Une mobilisation qui se transforme en grève

Ce mardi 13 janvier, 23 soignants accompagnés du syndicat FO ont été reçus par la direction générale du CHU. À l’issue de cette rencontre, les annonces faites ont été jugées insuffisantes pour répondre durablement à la crise.

« Une nouvelle fois, ce sont des solutions court-termistes qui sont avancées, souvent au détriment d’autres patients qui ont besoin de soins ou d’une chirurgie », estime FO.

Les soignants ont donc décidé de déposer un préavis de grève à compter du lundi 19 janvier 2026, pour une durée illimitée, afin d’obtenir des engagements concrets sur l’ouverture de lits d’aval et le renforcement des effectifs, notamment par la création d’un poste d’aide-soignant en continu dans l’une des unités des urgences.

La direction évoque un contexte épidémique exceptionnel

Dans un communiqué, la direction du CHU d’Angers reconnaît une situation de fortes tensions, qu’elle relie à l’intensité des épidémies hivernales et à une capacité d’hospitalisation réduite à l’échelle du territoire. Elle souligne que près d’un quart des patients accueillis aux urgences adultes ont 75 ans ou plus, avec des besoins d’hospitalisation souvent longs, notamment en médecine gériatrique et en psychiatrie.

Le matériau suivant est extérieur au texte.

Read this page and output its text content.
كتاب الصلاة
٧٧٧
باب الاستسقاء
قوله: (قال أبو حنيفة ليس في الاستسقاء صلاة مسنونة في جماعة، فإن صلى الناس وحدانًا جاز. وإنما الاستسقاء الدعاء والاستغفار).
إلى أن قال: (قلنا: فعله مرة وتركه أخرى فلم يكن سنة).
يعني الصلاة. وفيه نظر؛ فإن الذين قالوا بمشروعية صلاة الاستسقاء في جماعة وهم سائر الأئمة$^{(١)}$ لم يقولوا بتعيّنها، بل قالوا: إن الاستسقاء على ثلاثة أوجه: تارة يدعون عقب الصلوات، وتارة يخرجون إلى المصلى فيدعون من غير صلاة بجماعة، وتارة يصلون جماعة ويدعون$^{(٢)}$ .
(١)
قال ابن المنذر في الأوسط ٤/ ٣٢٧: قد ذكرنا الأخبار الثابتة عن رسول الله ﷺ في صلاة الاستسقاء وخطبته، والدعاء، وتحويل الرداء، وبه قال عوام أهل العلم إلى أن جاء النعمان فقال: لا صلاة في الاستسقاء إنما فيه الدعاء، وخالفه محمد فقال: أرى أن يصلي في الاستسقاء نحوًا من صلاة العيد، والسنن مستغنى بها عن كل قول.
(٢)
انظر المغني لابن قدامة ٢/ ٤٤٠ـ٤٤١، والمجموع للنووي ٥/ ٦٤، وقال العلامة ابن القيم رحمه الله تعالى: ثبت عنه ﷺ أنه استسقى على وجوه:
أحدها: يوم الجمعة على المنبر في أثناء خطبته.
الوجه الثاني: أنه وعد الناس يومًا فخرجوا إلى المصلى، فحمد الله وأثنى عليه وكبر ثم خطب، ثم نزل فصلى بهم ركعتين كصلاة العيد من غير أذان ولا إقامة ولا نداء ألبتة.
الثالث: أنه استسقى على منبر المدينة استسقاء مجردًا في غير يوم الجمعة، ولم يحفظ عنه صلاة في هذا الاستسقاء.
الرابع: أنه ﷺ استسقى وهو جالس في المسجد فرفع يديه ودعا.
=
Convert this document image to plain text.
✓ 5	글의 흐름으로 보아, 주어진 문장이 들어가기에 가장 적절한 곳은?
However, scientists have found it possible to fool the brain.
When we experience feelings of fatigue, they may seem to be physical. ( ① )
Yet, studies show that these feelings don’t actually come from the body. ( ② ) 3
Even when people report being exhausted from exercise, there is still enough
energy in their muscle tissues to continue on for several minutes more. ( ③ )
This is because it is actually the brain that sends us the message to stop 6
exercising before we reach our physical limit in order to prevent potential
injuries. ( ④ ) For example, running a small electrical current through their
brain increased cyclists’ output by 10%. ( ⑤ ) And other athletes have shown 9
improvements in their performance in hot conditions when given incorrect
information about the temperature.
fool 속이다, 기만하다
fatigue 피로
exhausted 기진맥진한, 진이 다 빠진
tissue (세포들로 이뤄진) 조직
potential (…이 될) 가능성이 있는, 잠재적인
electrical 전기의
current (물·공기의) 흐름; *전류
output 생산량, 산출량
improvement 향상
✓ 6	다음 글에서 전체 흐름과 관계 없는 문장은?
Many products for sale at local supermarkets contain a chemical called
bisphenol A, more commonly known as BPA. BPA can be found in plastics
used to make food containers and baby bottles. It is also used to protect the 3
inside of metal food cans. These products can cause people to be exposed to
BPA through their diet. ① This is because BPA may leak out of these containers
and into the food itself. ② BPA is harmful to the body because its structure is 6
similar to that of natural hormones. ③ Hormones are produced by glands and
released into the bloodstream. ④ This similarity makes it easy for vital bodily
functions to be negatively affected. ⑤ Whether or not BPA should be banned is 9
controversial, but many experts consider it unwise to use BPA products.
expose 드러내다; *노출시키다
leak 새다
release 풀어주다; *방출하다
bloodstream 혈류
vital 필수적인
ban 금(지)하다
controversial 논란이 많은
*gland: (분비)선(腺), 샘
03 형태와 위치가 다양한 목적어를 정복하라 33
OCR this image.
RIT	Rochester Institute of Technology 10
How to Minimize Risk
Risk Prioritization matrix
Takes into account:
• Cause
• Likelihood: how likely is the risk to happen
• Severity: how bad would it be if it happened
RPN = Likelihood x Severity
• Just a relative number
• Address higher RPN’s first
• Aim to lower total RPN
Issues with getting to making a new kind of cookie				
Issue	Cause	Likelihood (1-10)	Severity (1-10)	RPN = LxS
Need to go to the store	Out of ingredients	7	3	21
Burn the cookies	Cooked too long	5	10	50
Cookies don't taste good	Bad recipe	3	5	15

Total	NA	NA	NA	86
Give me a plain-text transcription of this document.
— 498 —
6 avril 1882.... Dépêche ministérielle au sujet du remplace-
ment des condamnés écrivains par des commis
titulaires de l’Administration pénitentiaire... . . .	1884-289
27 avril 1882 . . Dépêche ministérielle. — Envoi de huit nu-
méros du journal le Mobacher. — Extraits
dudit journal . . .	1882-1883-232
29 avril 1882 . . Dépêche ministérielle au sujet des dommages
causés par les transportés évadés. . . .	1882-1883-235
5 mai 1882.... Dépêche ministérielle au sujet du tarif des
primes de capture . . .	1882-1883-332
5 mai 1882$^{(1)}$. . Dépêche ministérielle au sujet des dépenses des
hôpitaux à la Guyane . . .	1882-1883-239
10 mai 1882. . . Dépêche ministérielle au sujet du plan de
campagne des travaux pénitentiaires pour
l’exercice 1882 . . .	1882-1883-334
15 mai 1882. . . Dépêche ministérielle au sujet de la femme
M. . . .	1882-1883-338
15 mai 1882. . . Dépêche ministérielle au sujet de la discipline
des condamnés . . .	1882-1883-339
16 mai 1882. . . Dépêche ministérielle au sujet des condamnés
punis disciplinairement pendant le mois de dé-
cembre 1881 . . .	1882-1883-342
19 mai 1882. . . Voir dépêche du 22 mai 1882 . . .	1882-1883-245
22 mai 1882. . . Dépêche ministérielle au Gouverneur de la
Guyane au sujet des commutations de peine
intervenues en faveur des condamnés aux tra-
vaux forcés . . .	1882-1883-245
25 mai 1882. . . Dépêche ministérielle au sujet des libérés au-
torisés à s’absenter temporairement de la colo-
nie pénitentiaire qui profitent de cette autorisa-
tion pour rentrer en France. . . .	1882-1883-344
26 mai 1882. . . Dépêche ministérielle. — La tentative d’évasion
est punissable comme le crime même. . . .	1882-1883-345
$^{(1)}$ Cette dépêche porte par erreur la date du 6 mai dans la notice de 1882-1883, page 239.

Le CHU rappelle avoir activé, dès le 5 janvier, le premier niveau du plan de gestion des tensions hospitalières. Une cellule de crise se réunit quotidiennement afin d’adapter l’organisation et d’optimiser l’ordonnancement des lits.

« Tous les lits disponibles immédiatement au CHU sont désormais ouverts », assure la direction, qui insiste sur une mobilisation générale des équipes hospitalières.

Renforts, déprogrammations et réorganisation des lits

Selon la direction, des renforts paramédicaux ont été déployés de jour comme de nuit aux urgences adultes. Certaines unités ont été réorganisées, avec la transformation temporaire de lits de chirurgie en lits d’hospitalisation post-urgences et l’ouverture en continu de lits habituellement réservés à l’hospitalisation de semaine.

Des déprogrammations ciblées d’interventions non urgentes et non cancéreuses ont également été mises en place afin de libérer des capacités d’accueil pour les patients les plus fragiles. Une mesure qui, selon le CHU, doit rester temporaire et faire l’objet d’une réévaluation régulière.

La direction justifie également l’utilisation ponctuelle du patio des urgences, expliquant qu’en période de tensions majeures, cet espace peut être mobilisé, sous surveillance renforcée, dans l’attente d’une fluidification des admissions vers les services d’aval.

Des dispositifs spécifiques déjà en place

Face aux critiques sur la prise en charge des patients âgés et psychiatriques, le CHU met en avant plusieurs dispositifs existants, comme l’unité post-urgences gériatrique, une unité de transition baptisée « Passerelle » ou encore les unités psychiatriques dédiées aux urgences, ouvertes ces dernières années. Des structures qui, selon la direction, ont permis d’améliorer les parcours de soins mais qui restent soumises à une forte pression en période de pic épidémique.

Une crise structurelle toujours en débat

Les syndicats, eux, rappellent que la situation actuelle s’inscrit dans une crise plus ancienne, marquée par la suppression de plus de 100 lits depuis 2018 dans le cadre de plans d’économies successifs. Ils dénoncent également l’annonce récente de fermetures de lits en post-urgences, jugée incompréhensible dans le contexte actuel.

Alors qu’une nouvelle rencontre doit être proposée rapidement aux représentants du personnel, la mobilisation sociale s’annonce comme un nouveau test pour un hôpital déjà sous tension. En attendant, la direction appelle la population à ne pas renoncer aux soins et assure que l’activité hospitalière est maintenue.